There’s precious little independent information detailing the thousands of operations U.S. forces undertake in Afghanistan to kill Taliban leaders or take their soldiers off the battlefield. So two researchers decided to mine the press releases the NATO military command announces about those missions for hidden patterns. And The Guardian even plotted their findings on a Google map.
Analysts Alex Strick van Linschoten and Felix Kuehn combed their inboxes for 22 months’ worth of press releases from the NATO command, known as ISAF, dating from Sept. 1, 2009. They couldn’t exactly draw conclusions about whether all the kill-or-capture missions announced in the press releases have worked. But they could determine how ISAF marks success. The raids detailed in the ISAF releases show a “steady general increase in reported kills and captures each month until June 2011,” Strick van Linschoten and Kuehn write. The subsequent decline might be caused by an “unsustainable pace of capture?or?kill operations and the departure of General Petraeus.”
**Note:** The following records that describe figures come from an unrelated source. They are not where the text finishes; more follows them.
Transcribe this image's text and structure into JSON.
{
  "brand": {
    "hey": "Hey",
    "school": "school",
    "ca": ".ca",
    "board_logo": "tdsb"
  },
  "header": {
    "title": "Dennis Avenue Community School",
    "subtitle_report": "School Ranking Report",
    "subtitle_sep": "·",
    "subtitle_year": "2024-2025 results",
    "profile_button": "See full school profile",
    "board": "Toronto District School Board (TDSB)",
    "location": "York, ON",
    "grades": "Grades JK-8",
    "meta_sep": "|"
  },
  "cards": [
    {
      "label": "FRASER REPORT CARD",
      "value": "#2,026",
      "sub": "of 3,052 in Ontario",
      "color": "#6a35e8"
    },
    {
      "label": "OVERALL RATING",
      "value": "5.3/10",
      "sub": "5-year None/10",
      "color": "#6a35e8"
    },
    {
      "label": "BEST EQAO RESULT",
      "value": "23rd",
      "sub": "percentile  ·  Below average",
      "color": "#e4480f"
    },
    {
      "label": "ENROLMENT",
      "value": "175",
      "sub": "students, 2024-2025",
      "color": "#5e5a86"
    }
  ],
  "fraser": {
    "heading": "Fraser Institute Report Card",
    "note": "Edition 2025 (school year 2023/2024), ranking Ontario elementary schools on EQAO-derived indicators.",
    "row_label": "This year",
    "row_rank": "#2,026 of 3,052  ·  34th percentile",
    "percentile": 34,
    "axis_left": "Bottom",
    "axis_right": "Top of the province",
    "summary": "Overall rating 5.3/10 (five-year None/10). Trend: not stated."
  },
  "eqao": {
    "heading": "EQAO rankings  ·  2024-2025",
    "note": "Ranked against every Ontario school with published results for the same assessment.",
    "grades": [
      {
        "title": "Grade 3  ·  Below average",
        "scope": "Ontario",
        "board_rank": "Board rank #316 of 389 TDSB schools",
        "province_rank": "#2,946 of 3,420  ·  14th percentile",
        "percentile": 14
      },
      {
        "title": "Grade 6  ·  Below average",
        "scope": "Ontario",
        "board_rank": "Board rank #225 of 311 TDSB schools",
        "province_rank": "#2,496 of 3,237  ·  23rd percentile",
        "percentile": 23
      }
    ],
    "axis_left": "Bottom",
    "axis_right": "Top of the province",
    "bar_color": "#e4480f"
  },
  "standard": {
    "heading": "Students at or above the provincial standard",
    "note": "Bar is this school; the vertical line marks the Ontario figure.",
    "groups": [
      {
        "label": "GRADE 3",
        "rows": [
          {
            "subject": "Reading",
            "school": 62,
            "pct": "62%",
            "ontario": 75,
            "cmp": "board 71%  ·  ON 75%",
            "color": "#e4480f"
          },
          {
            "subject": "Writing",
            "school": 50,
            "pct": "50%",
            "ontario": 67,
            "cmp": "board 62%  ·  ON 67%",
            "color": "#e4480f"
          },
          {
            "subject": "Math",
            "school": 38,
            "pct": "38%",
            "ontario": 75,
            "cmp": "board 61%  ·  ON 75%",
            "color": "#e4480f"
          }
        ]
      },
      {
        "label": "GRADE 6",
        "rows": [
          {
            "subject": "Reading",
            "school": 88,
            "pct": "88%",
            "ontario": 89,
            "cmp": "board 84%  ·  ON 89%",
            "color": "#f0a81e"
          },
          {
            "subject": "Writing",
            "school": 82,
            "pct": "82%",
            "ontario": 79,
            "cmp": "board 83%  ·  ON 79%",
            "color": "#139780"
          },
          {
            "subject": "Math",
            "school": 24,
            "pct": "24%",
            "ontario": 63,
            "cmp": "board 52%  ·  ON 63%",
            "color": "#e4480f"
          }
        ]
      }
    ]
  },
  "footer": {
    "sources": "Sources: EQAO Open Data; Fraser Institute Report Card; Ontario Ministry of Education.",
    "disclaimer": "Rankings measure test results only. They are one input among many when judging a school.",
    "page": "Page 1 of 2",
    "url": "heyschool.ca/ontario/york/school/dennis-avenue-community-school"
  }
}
But the researchers found more than that. They were able to get a sense of where the raids occur; how frequently they took place; and how many Afghans — insurgent and civilian — they affected. To represent that data, they turned to the Guardian’s Simon Rogers and his Data Blog.
Using data tools like Tinderbox and Google Maps overlays, the team created a series of visual representations of the raids’ impact. Rogers and Strick van Linschoten were kind enough to share the map above with Danger Room. Toggle over it, and you’ll get a province-by-province breakdown of how many people were killed and detained; how often operations to kill or capture them took place; and what the ratio is of suspected insurgents iced and nabbed.
What does this all mean for a 10-year old war? There isn’t exactly data to resolve that question, so you’ll still have to draw your own conclusions.